1) Complete prior: UDT1.1 follows the policy that is optimal according to it’s prior. This is incommutable in general settings and will have to be approximated some how. But even an approximation of UDT1.1 assumes that UDT1.1 is at least well defined. However in some multi agent settings or when the agent is being fully simulated by the environment, or any other setting where the environment is

necessarybigger than the agent, then UDT1.1 is ill defined.2) Free will: In the problem Agent Simulates Predictor, the environment is smaller than the agent, so it is falls outside the above point. Here instead I think the problem is that the agent assumes that it has free will, when in fact it behaves in a deterministic manner.

The problem of free will in Decision Problems is even clearer in the smoking lesion problem:

You want to smoke and you don’t want Cancer. You know that people who smoke are more likely get cancer, but you also know that smoking does not cause cancer. Instead, there is a common cause, some gene, that happens to both increase the risk of cancer and make it more likely that a person with this gene are more likely to choose to smoke. You can not test if you have the gene.

Say that you decide to smoke, becasue ether you have the gene or not so you might as well enjoy smoking. But what if everyone though like this? Then there would be no correlation between the cancer gene and smoking. So where did the statistics about smokers getting cancer come from (in this made up version of reality).

If you are the sort of person who smokes no mater what, then ether:

a) You are sufficiently different from most people such that the statistics does not apply to you.

or

b) The cancer gene is correlated with being the sort of person that has a decision possess that leads to smoking.

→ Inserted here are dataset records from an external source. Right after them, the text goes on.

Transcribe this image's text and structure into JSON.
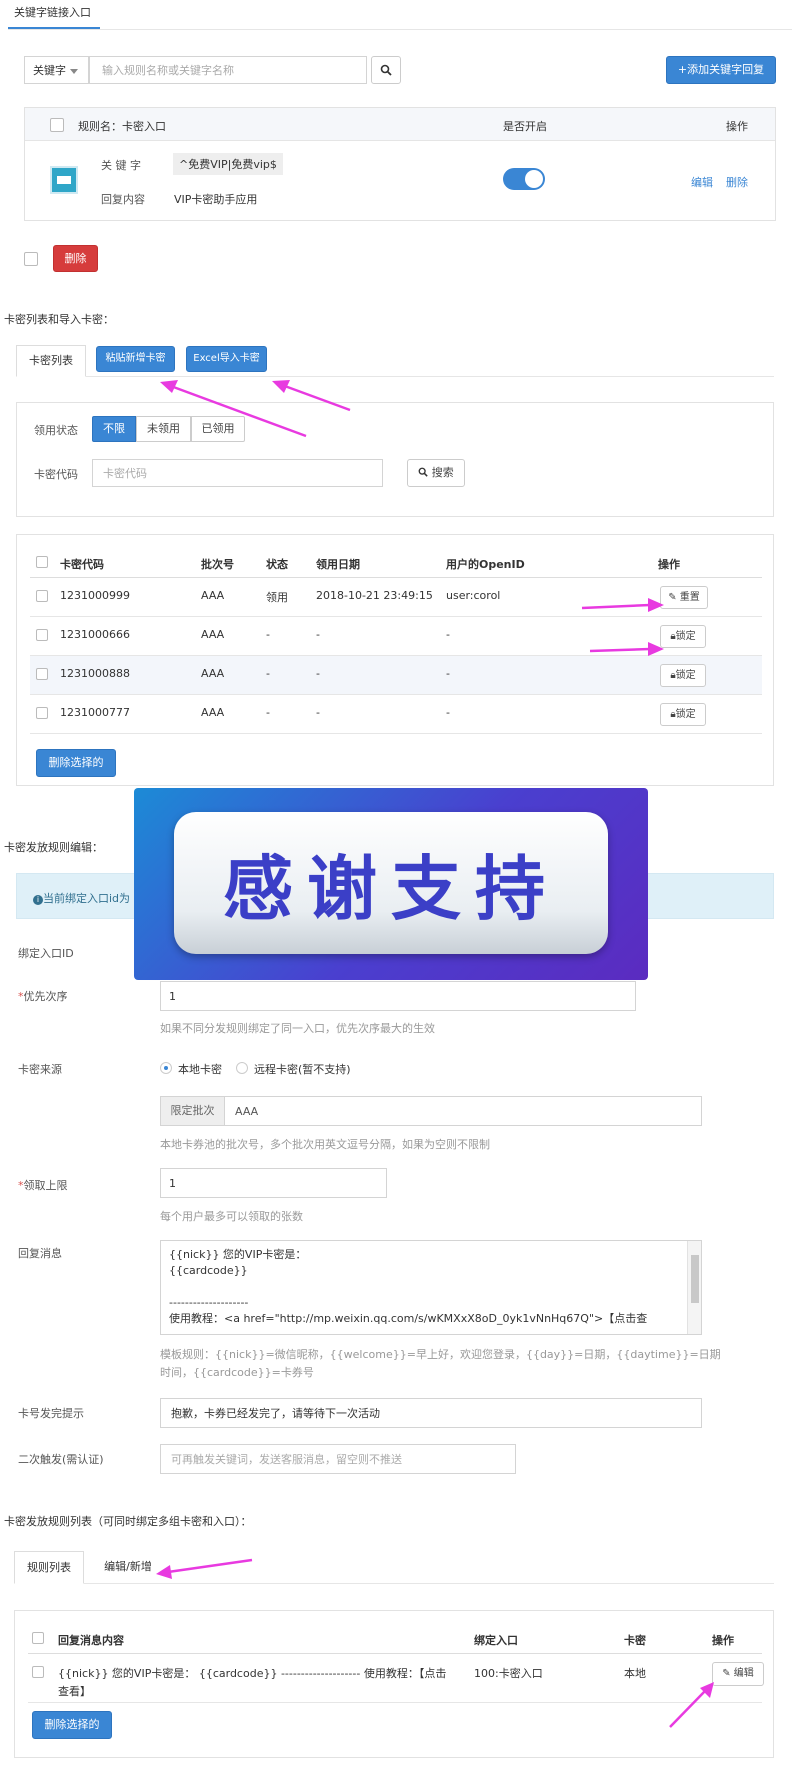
{
  "top_tab": "关键字链接入口",
  "keyword_section": {
    "filter_select": "关键字",
    "search_placeholder": "输入规则名称或关键字名称",
    "add_button": "+添加关键字回复",
    "rule_name": "规则名：卡密入口",
    "col_enabled": "是否开启",
    "col_ops": "操作",
    "keyword_label": "关 键 字",
    "keyword_value": "^免费VIP|免费vip$",
    "reply_label": "回复内容",
    "reply_value": "VIP卡密助手应用",
    "edit_link": "编辑",
    "delete_link": "删除",
    "delete_button": "删除",
    "toggle_on": true
  },
  "cardlist_section": {
    "heading": "卡密列表和导入卡密：",
    "tabs": [
      "卡密列表",
      "粘贴新增卡密",
      "Excel导入卡密"
    ],
    "status_label": "领用状态",
    "status_options": [
      "不限",
      "未领用",
      "已领用"
    ],
    "code_label": "卡密代码",
    "code_placeholder": "卡密代码",
    "search_button": "搜索",
    "table_headers": [
      "卡密代码",
      "批次号",
      "状态",
      "领用日期",
      "用户的OpenID",
      "操作"
    ],
    "rows": [
      {
        "code": "1231000999",
        "batch": "AAA",
        "status": "领用",
        "date": "2018-10-21 23:49:15",
        "openid": "user:corol",
        "op": "重置"
      },
      {
        "code": "1231000666",
        "batch": "AAA",
        "status": "-",
        "date": "-",
        "openid": "-",
        "op": "锁定"
      },
      {
        "code": "1231000888",
        "batch": "AAA",
        "status": "-",
        "date": "-",
        "openid": "-",
        "op": "锁定"
      },
      {
        "code": "1231000777",
        "batch": "AAA",
        "status": "-",
        "date": "-",
        "openid": "-",
        "op": "锁定"
      }
    ],
    "delete_selected": "删除选择的"
  },
  "rule_edit_section": {
    "heading": "卡密发放规则编辑：",
    "info_text": "当前绑定入口id为",
    "bind_label": "绑定入口ID",
    "priority_label": "优先次序",
    "priority_value": "1",
    "priority_hint": "如果不同分发规则绑定了同一入口，优先次序最大的生效",
    "source_label": "卡密来源",
    "source_options": [
      "本地卡密",
      "远程卡密(暂不支持)"
    ],
    "batch_addon": "限定批次",
    "batch_value": "AAA",
    "batch_hint": "本地卡券池的批次号，多个批次用英文逗号分隔，如果为空则不限制",
    "limit_label": "领取上限",
    "limit_value": "1",
    "limit_hint": "每个用户最多可以领取的张数",
    "reply_label": "回复消息",
    "reply_lines": [
      "{{nick}} 您的VIP卡密是：",
      "{{cardcode}}",
      "",
      "--------------------",
      "使用教程：<a href=\"http://mp.weixin.qq.com/s/wKMXxX8oD_0yk1vNnHq67Q\">【点击查"
    ],
    "reply_hint_1": "模板规则：{{nick}}=微信昵称，{{welcome}}=早上好，欢迎您登录，{{day}}=日期，{{daytime}}=日期",
    "reply_hint_2": "时间，{{cardcode}}=卡券号",
    "soldout_label": "卡号发完提示",
    "soldout_value": "抱歉，卡券已经发完了，请等待下一次活动",
    "second_label": "二次触发(需认证)",
    "second_placeholder": "可再触发关键词，发送客服消息，留空则不推送"
  },
  "overlay_banner": "感谢支持",
  "rulelist_section": {
    "heading": "卡密发放规则列表（可同时绑定多组卡密和入口）：",
    "tabs": [
      "规则列表",
      "编辑/新增"
    ],
    "table_headers": [
      "回复消息内容",
      "绑定入口",
      "卡密",
      "操作"
    ],
    "row": {
      "content_line1": "{{nick}} 您的VIP卡密是： {{cardcode}} -------------------- 使用教程：【点击",
      "content_line2": "查看】",
      "entry": "100:卡密入口",
      "card": "本地",
      "op": "编辑"
    },
    "delete_selected": "删除选择的"
  },
  "colors": {
    "accent": "#3a86d4",
    "danger": "#d63c3c",
    "annotation_arrow": "#e83ae0",
    "banner_bg": "#3b5bd9"
  }
}
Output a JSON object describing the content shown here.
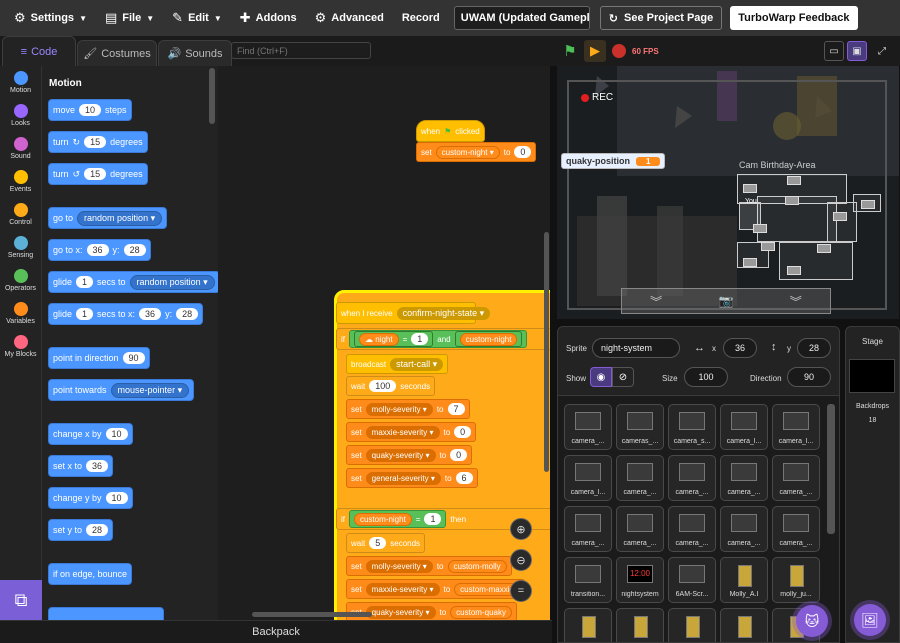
{
  "menubar": {
    "settings": "Settings",
    "file": "File",
    "edit": "Edit",
    "addons": "Addons",
    "advanced": "Advanced",
    "record": "Record",
    "project_title": "UWAM (Updated Gamepl...",
    "see_project_page": "See Project Page",
    "feedback": "TurboWarp Feedback"
  },
  "tabs": {
    "code": "Code",
    "costumes": "Costumes",
    "sounds": "Sounds"
  },
  "find": {
    "placeholder": "Find (Ctrl+F)"
  },
  "categories": [
    {
      "label": "Motion",
      "color": "#4c97ff"
    },
    {
      "label": "Looks",
      "color": "#9966ff"
    },
    {
      "label": "Sound",
      "color": "#cf63cf"
    },
    {
      "label": "Events",
      "color": "#ffbf00"
    },
    {
      "label": "Control",
      "color": "#ffab19"
    },
    {
      "label": "Sensing",
      "color": "#5cb1d6"
    },
    {
      "label": "Operators",
      "color": "#59c059"
    },
    {
      "label": "Variables",
      "color": "#ff8c1a"
    },
    {
      "label": "My Blocks",
      "color": "#ff6680"
    }
  ],
  "palette": {
    "title": "Motion",
    "move": {
      "a": "move",
      "n": "10",
      "b": "steps"
    },
    "turn_right": {
      "a": "turn",
      "n": "15",
      "b": "degrees"
    },
    "turn_left": {
      "a": "turn",
      "n": "15",
      "b": "degrees"
    },
    "goto": {
      "a": "go to",
      "opt": "random position"
    },
    "goto_xy": {
      "a": "go to x:",
      "x": "36",
      "b": "y:",
      "y": "28"
    },
    "glide_to": {
      "a": "glide",
      "n": "1",
      "b": "secs to",
      "opt": "random position"
    },
    "glide_xy": {
      "a": "glide",
      "n": "1",
      "b": "secs to x:",
      "x": "36",
      "c": "y:",
      "y": "28"
    },
    "point_dir": {
      "a": "point in direction",
      "n": "90"
    },
    "point_towards": {
      "a": "point towards",
      "opt": "mouse-pointer"
    },
    "change_x": {
      "a": "change x by",
      "n": "10"
    },
    "set_x": {
      "a": "set x to",
      "n": "36"
    },
    "change_y": {
      "a": "change y by",
      "n": "10"
    },
    "set_y": {
      "a": "set y to",
      "n": "28"
    },
    "bounce": {
      "a": "if on edge, bounce"
    }
  },
  "script1": {
    "hat_a": "when",
    "hat_b": "clicked",
    "set_a": "set",
    "set_var": "custom-night",
    "set_b": "to",
    "set_val": "0"
  },
  "script2": {
    "hat_a": "when I receive",
    "hat_msg": "confirm-night-state",
    "if_a": "if",
    "night": "night",
    "eq1": "=",
    "one": "1",
    "and": "and",
    "cn": "custom-night",
    "broadcast_a": "broadcast",
    "broadcast_msg": "start-call",
    "wait_a": "wait",
    "wait_n": "100",
    "wait_b": "seconds",
    "sets": [
      {
        "a": "set",
        "var": "molly-severity",
        "b": "to",
        "val": "7"
      },
      {
        "a": "set",
        "var": "maxxie-severity",
        "b": "to",
        "val": "0"
      },
      {
        "a": "set",
        "var": "quaky-severity",
        "b": "to",
        "val": "0"
      },
      {
        "a": "set",
        "var": "general-severity",
        "b": "to",
        "val": "6"
      }
    ],
    "if2_a": "if",
    "cn2": "custom-night",
    "eq2": "=",
    "one2": "1",
    "then": "then",
    "wait2_a": "wait",
    "wait2_n": "5",
    "wait2_b": "seconds",
    "sets2": [
      {
        "a": "set",
        "var": "molly-severity",
        "b": "to",
        "val": "custom-molly"
      },
      {
        "a": "set",
        "var": "maxxie-severity",
        "b": "to",
        "val": "custom-maxxie"
      },
      {
        "a": "set",
        "var": "quaky-severity",
        "b": "to",
        "val": "custom-quaky"
      }
    ]
  },
  "backpack": "Backpack",
  "stagebar": {
    "fps": "60 FPS"
  },
  "stage": {
    "rec": "REC",
    "monitor_label": "quaky-position",
    "monitor_value": "1",
    "cam_area": "Cam Birthday-Area",
    "you": "You"
  },
  "sprite_info": {
    "sprite_label": "Sprite",
    "sprite_name": "night-system",
    "x_label": "x",
    "x": "36",
    "y_label": "y",
    "y": "28",
    "show_label": "Show",
    "size_label": "Size",
    "size": "100",
    "direction_label": "Direction",
    "direction": "90"
  },
  "sprites": [
    "camera_...",
    "cameras_...",
    "camera_s...",
    "camera_l...",
    "camera_l...",
    "camera_l...",
    "camera_...",
    "camera_...",
    "camera_...",
    "camera_...",
    "camera_...",
    "camera_...",
    "camera_...",
    "camera_...",
    "camera_...",
    "transition...",
    "nightsystem",
    "6AM-Scr...",
    "Molly_A.I",
    "molly_ju...",
    "Maxxie_A.I",
    "maxxie_j...",
    "Quaky_A.I",
    "quaky_ju...",
    "camove..."
  ],
  "nightsystem_clock": "12:00",
  "stage_panel": {
    "title": "Stage",
    "backdrops_label": "Backdrops",
    "backdrops": "18"
  }
}
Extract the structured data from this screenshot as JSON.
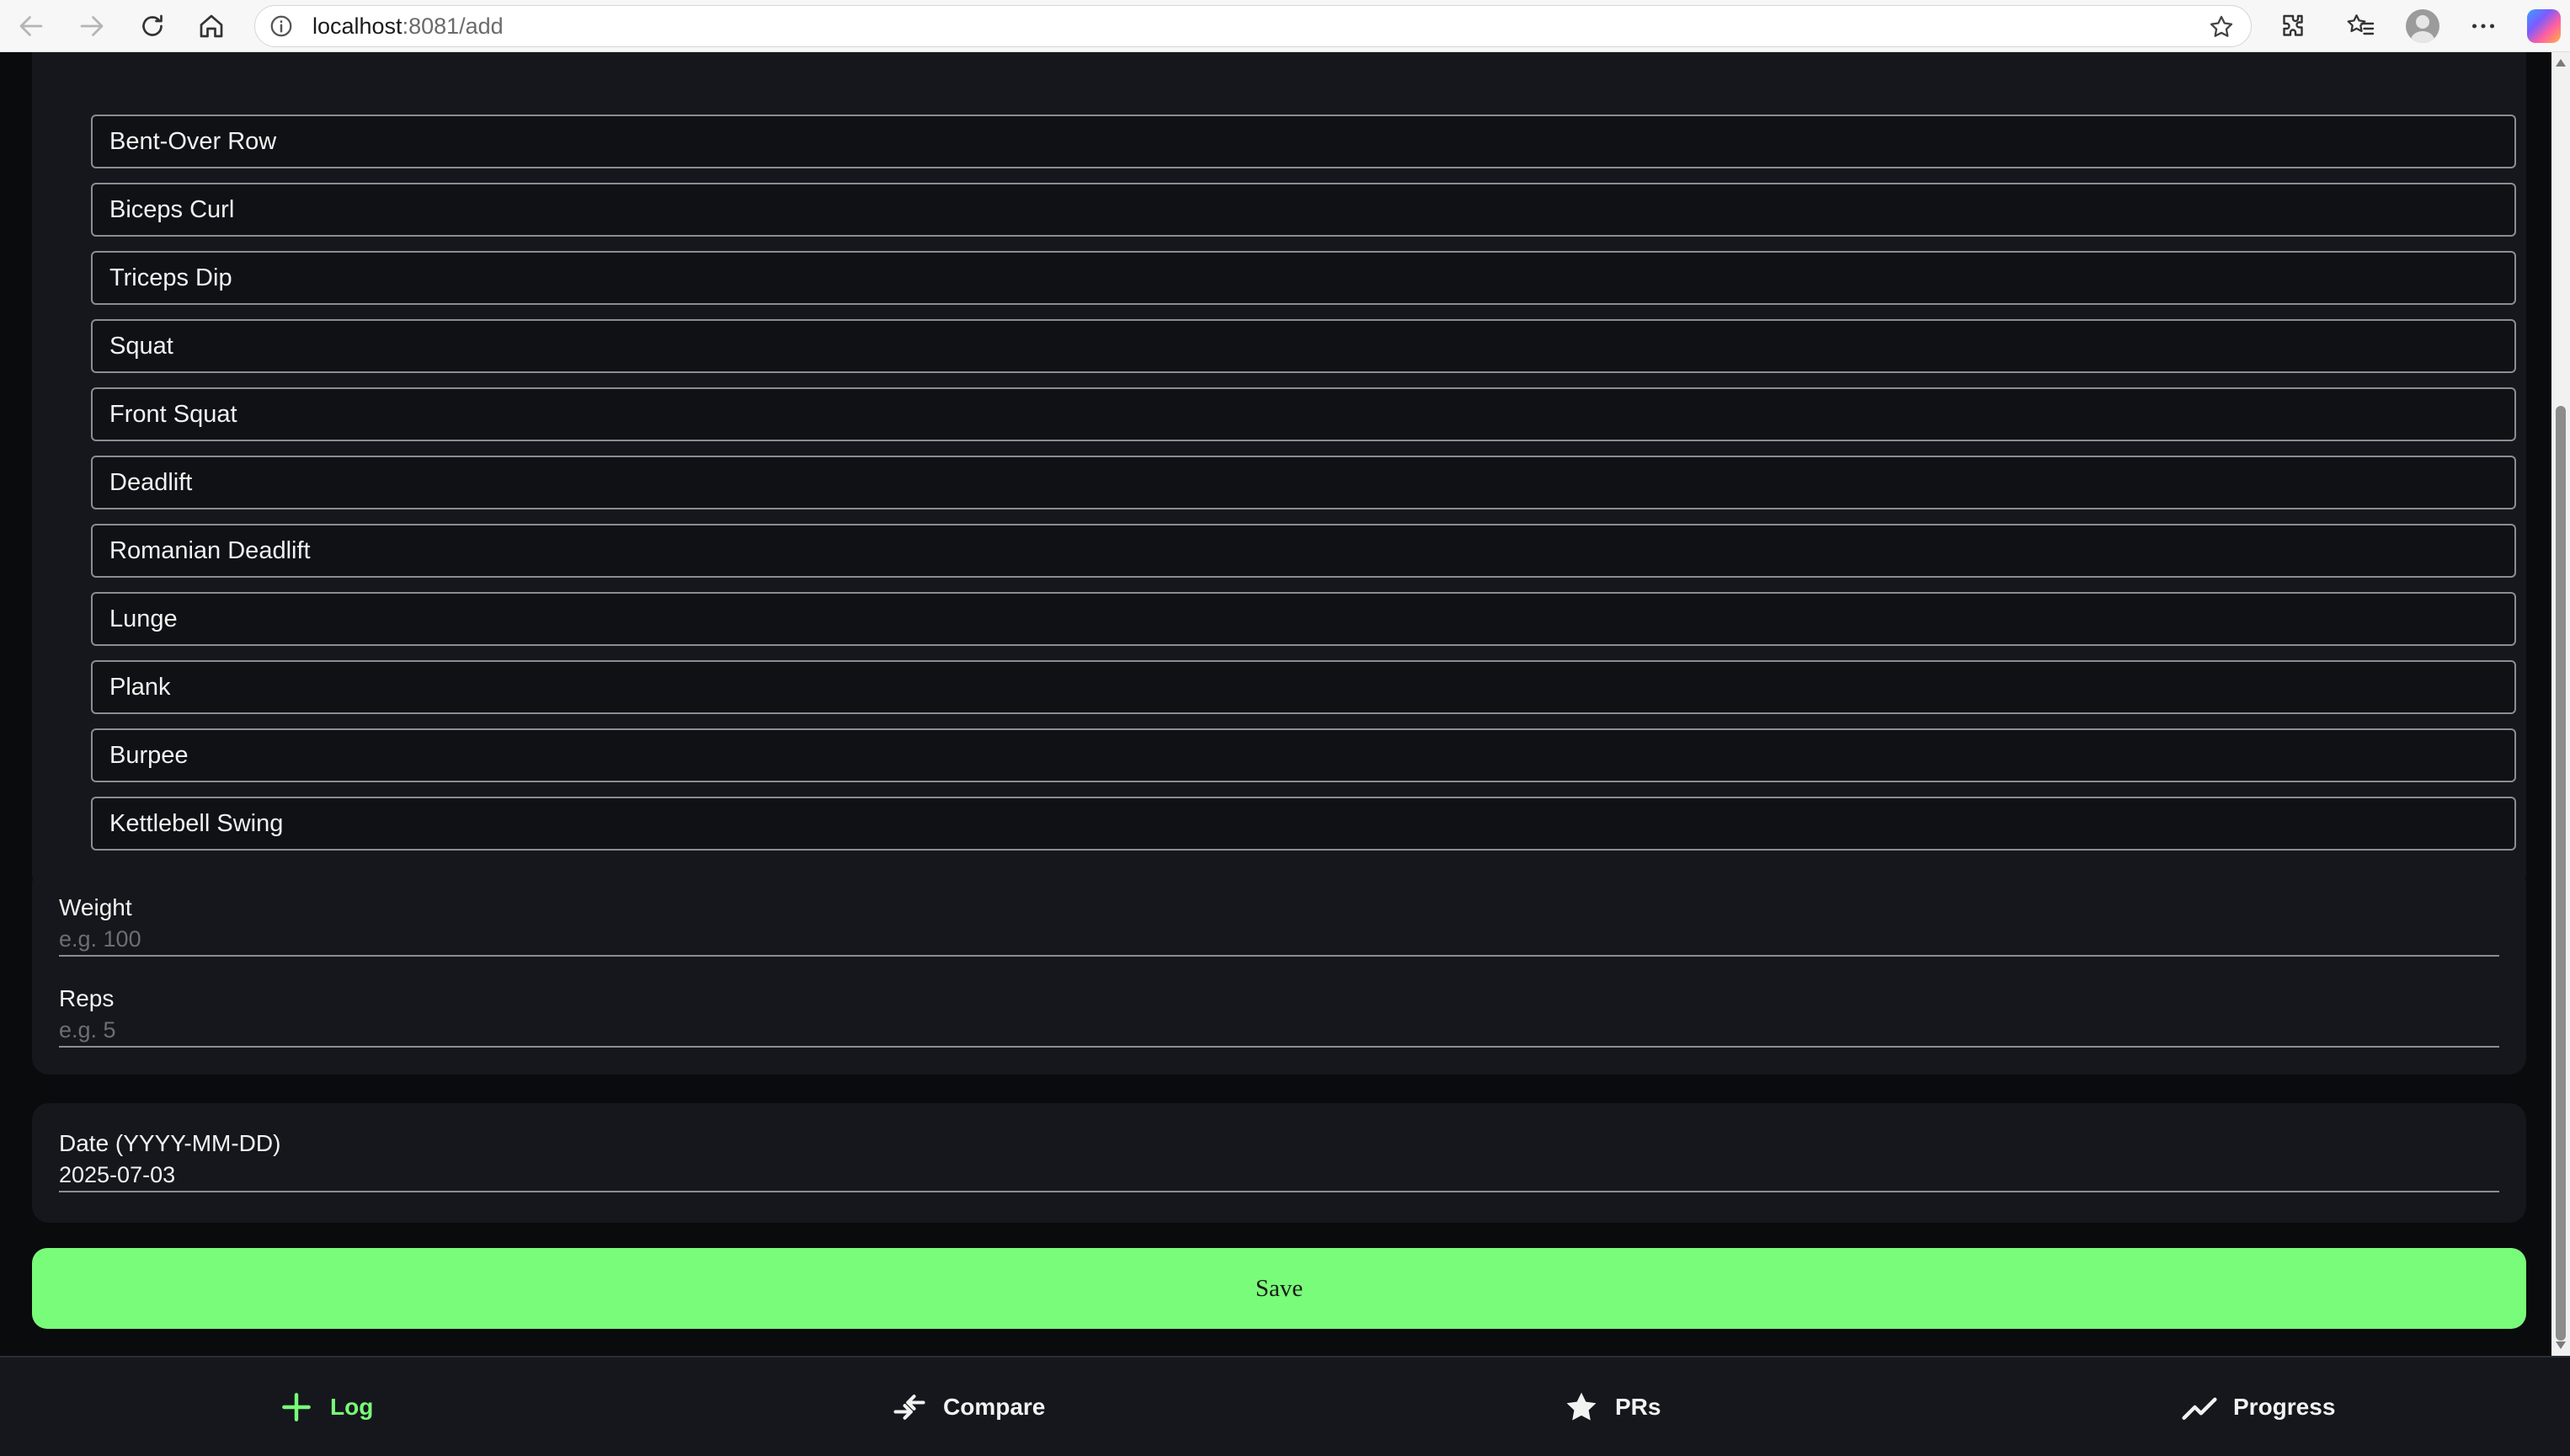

If b is correct, then maybe you should be the sort of algorithm that decides not to smoke, as to increase the chance of being implemented into a brain that lives in a body with less risk of cancer. But if you start thinking like that, then you are also giving up your hope at affecting the universe, and resign to just choosing where you might find yourself, and I don’t think that is what we want from a decision theory.

But there also seems to be no good way of thinking about how to steer the universe with out pretending to have free will. But since that is actually a falls assumption, there will be weird edge cases where you’re reasoning breaks down.